Hello All! First off, thanks jcrudy for taking your time to port this to Python. It is one of the only reasons I find myself heading back to R, since it such a useful method. I just wanted to report that I am experiencing this issue on a Windows 7 64-bit machine myself running Anaconda 2.0 (2.7.6). In any case, if you have an questions about my system, so I can help just let me know. Hopefully, this will check some of the last boxes, so it can be merged with scikit-learn and off your maintainer plate.

jcrudy commented 10 years ago

@Erstwild It was my reason for heading back to R also! I'm glad it's useful to you. Thanks for the info. I'm not sure if it matters, but are you using visual studio, mingw, or something else?

jcrudy commented 10 years ago

I think I've fixed it. The fix is in the issue36 branch. I'd very much appreciate reports on whether it works or not from @Erstwild and anyone else who has experienced problems.

smrtslckr commented 10 years ago

@jcrudy Thanks Jason! Much appreciated. I will let you know if the new branch works in my environments when I get home. I mostly just use ipython notebooks for my work, but I occasionally use PyCharm as well. There is still a wealth of stuff on CRAN in very specific domains that trumps available Python libraries, but when I recently updated rpy2 to the new version, which is apparently only Python 3 compatible now, I have decided to make a concerted effort to start avoiding R, at least in the interim, while I transition some things.

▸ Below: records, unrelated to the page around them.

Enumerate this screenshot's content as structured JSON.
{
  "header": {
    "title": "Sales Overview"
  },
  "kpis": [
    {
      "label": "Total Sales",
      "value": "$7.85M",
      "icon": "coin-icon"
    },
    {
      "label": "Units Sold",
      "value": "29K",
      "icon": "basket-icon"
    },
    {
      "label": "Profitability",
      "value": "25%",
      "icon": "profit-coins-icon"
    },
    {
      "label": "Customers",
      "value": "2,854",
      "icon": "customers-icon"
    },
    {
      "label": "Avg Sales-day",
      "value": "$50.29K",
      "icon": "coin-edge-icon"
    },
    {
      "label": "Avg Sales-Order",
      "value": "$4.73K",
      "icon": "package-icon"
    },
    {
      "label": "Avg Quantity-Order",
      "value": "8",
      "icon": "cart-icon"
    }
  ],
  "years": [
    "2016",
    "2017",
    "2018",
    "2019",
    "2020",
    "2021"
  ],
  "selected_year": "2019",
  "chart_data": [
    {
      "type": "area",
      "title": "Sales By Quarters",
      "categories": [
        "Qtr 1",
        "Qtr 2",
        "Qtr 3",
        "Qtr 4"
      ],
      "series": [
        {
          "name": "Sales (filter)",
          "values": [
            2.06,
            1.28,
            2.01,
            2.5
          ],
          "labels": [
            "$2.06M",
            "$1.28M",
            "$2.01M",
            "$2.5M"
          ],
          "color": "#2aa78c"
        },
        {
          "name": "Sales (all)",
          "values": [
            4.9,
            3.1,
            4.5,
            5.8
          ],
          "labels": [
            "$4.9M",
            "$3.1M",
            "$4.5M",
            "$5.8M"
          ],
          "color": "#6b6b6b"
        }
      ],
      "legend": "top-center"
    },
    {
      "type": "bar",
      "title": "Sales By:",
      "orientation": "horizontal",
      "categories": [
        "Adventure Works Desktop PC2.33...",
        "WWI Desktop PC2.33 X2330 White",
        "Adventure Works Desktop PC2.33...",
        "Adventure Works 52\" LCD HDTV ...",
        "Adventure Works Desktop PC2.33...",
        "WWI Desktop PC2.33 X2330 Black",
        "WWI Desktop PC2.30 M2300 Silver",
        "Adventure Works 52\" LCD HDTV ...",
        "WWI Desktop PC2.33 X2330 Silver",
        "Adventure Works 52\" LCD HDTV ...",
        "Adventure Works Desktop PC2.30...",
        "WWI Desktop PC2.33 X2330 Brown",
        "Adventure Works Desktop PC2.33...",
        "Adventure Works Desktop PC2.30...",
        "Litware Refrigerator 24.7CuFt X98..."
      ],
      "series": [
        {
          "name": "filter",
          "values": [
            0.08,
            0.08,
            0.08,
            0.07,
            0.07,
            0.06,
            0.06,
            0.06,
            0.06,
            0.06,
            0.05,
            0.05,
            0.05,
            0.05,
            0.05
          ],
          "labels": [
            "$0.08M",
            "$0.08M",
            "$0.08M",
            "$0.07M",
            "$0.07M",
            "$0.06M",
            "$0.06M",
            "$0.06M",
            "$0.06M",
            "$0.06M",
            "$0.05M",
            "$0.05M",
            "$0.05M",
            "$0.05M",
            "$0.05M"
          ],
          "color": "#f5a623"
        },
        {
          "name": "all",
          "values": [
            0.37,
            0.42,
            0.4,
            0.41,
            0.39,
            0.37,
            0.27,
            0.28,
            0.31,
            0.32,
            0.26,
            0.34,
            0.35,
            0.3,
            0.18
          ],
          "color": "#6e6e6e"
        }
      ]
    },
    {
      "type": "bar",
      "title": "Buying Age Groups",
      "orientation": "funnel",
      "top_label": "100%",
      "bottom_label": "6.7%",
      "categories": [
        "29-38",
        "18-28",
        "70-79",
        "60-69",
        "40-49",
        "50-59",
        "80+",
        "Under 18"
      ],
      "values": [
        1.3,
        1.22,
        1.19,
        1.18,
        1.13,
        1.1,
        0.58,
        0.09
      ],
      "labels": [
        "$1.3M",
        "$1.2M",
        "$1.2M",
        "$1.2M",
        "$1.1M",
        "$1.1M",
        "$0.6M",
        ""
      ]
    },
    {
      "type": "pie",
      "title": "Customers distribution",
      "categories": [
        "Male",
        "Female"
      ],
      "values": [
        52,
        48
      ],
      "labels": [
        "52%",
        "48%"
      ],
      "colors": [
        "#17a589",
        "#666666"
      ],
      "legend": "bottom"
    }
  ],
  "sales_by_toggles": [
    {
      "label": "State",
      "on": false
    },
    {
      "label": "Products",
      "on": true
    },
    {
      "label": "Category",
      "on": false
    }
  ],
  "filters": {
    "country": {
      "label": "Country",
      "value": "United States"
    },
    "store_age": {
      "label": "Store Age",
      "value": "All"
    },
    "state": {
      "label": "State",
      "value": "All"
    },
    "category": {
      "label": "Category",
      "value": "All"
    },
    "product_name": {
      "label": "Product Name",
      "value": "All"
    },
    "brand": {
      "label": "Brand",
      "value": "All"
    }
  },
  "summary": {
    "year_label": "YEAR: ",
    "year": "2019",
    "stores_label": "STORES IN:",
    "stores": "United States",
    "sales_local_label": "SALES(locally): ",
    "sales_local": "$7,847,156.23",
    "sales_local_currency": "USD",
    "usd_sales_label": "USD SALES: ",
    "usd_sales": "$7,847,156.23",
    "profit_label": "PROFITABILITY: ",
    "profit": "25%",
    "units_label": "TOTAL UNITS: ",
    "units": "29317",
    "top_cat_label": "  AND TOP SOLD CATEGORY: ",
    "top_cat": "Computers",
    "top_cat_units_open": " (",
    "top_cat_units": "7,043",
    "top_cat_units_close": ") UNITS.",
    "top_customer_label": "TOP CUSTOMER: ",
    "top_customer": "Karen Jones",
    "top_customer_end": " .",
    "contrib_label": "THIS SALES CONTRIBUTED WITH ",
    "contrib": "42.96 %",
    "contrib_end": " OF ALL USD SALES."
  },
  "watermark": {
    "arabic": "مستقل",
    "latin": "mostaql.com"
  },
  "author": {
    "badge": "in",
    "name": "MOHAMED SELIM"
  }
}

smrtslckr commented 10 years ago

@jcrudy Apologies from the git noob...how would I clone your new branch to evaluate?

jcrudy commented 10 years ago

@Erstwild When you clone a git repository you actually get all the branches. Once you clone the repo, switch to the branch with:

git checkout issue36

smrtslckr commented 10 years ago

@jcrudy Hmm, that is what I did. It returned "Branch issue36 set up to track remote branch issue36 from origin. Switched to a new branch 'issue36'" . I think I was successful. When I go to rerun the example I still get the "ValueError: Buffer dtype mismatch, expected 'INT_t' but got 'long' "

jcrudy commented 10 years ago

@Erstwild You can tell if you are in the correct branch by looking for a file named _types.pyx in the pyearth directory. That file only exists in the issue36 branch, so if it's there you are in the correct branch. Assuming it's there, did you rebuild and reinstall after switching to the branch? You can do so with:

python setup.py build_ext python setup.py install

Just to be safe, you could try deleting py-earth entirely from your system, then clone the repo again, switch to the branch, and reinstall. If you did all that and it still doesn't work, then I guess my fix didn't work on your system. In that case, I would ask for all the details you can provide: CPU, compiler version, anything else you can think of. I think it should work, though, as it worked on my test system and on the system of the person who originally reported this bug.

jcrudy commented 10 years ago

I merged the fix for this issue into master. It works on my test machine, and I have confirmation that it works for the user who originally reported the bug. If @Erstwild or anyone else still has problems, please comment and reopen.